Submitted to: American Chemical Society Abstracts
Publication Type: Abstract Only
Publication Acceptance Date: February 2, 2007
Publication Date: March 20, 2007
Citation: Suarez, D.L. 2007. Use of saline and recycled water as an alternative irrigation water supply: Chemical and agronomic considerations. American Chemical Society Abstracts. 233rd National Meeting held in Chicago, IL. March 25-29, 2007. Paper No. SUST 94. Technical Abstract: Predictions of increased occurrences of drought in the SW U.S. coupled with increasing urban demands for fresh water have resulted in projections of decreased irrigated acreage.
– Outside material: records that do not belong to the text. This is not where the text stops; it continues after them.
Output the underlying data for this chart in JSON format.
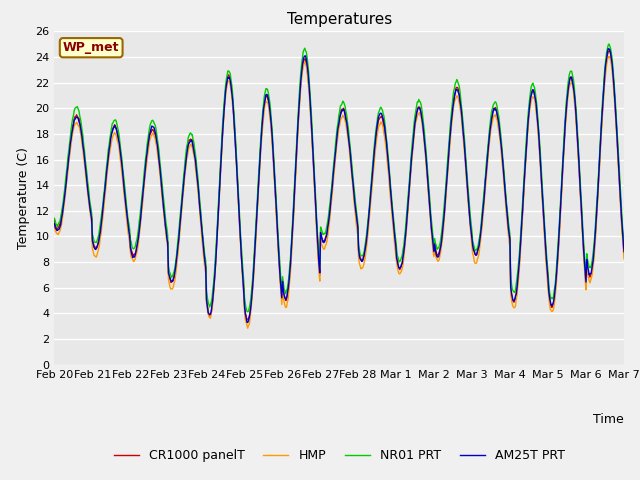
{
  "title": "Temperatures",
  "xlabel": "Time",
  "ylabel": "Temperature (C)",
  "ylim": [
    0,
    26
  ],
  "n_days": 15,
  "tick_labels": [
    "Feb 20",
    "Feb 21",
    "Feb 22",
    "Feb 23",
    "Feb 24",
    "Feb 25",
    "Feb 26",
    "Feb 27",
    "Feb 28",
    "Mar 1",
    "Mar 2",
    "Mar 3",
    "Mar 4",
    "Mar 5",
    "Mar 6",
    "Mar 7"
  ],
  "series_colors": [
    "#cc0000",
    "#ff9900",
    "#00cc00",
    "#0000cc"
  ],
  "series_names": [
    "CR1000 panelT",
    "HMP",
    "NR01 PRT",
    "AM25T PRT"
  ],
  "fig_bg_color": "#f0f0f0",
  "plot_bg_color": "#e8e8e8",
  "annotation_text": "WP_met",
  "annotation_bg": "#ffffcc",
  "annotation_border": "#996600",
  "grid_color": "#ffffff",
  "title_fontsize": 11,
  "label_fontsize": 9,
  "tick_fontsize": 8,
  "legend_fontsize": 9,
  "line_width": 1.0,
  "peaks": [
    19.5,
    18.5,
    18.5,
    17.5,
    22.5,
    21.0,
    24.0,
    20.0,
    19.5,
    20.0,
    21.5,
    20.0,
    21.5,
    22.5,
    24.5
  ],
  "troughs": [
    10.5,
    9.0,
    8.5,
    6.5,
    4.0,
    3.5,
    5.0,
    9.5,
    8.0,
    7.5,
    8.5,
    8.5,
    5.0,
    4.5,
    7.0
  ],
  "pts_per_day": 48
}
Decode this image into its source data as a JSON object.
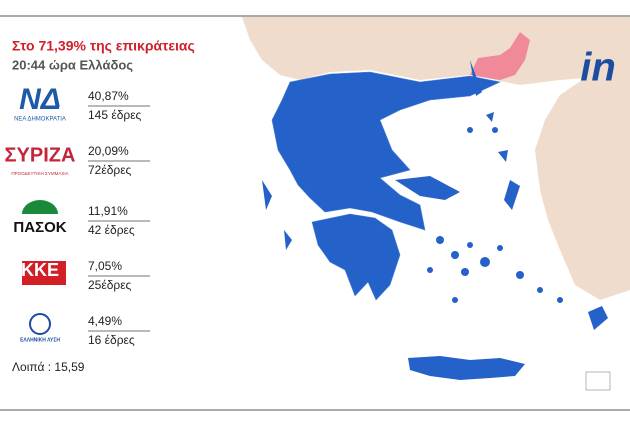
{
  "header": {
    "title": "Στο 71,39% της επικράτειας",
    "subtitle": "20:44 ώρα Ελλάδος"
  },
  "parties": [
    {
      "logo": "ΝΔ",
      "logo_sub": "ΝΕΑ ΔΗΜΟΚΡΑΤΙΑ",
      "percent": "40,87%",
      "seats": "145 έδρες"
    },
    {
      "logo": "ΣΥΡΙΖΑ",
      "logo_sub": "ΠΡΟΟΔΕΥΤΙΚΗ ΣΥΜΜΑΧΙΑ",
      "percent": "20,09%",
      "seats": "72έδρες"
    },
    {
      "logo": "ΠΑΣΟΚ",
      "percent": "11,91%",
      "seats": "42 έδρες"
    },
    {
      "logo": "ΚΚΕ",
      "percent": "7,05%",
      "seats": "25έδρες"
    },
    {
      "logo": "ΕΛΛΗΝΙΚΗ ΛΥΣΗ",
      "percent": "4,49%",
      "seats": "16 έδρες"
    }
  ],
  "others": "Λοιπά : 15,59",
  "brand": "in"
}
However, agriculture can utilize saline, drainage and treated municipal and industrial waste waters for irrigation of many crops, thereby relieving demands on fresh water supplies and maintaining production. These saline waters generally contain increased levels of Na, Cl, alkalinity (thus elevated pH) and minor elements such as B that may adversely affect crop growth. Infiltration problems and loss of soil structure can be controlled by use of amendments and alternative management practices when sodic waters are used. As demonstrated by examples, proper crop selection and management practices will enable beneficial use of these waters with minimal reduction in yield of many crops. Examples are given of plants that adapt to salt stress by enhanced accumulation of secondary metabolites thus increasing quality and marketability.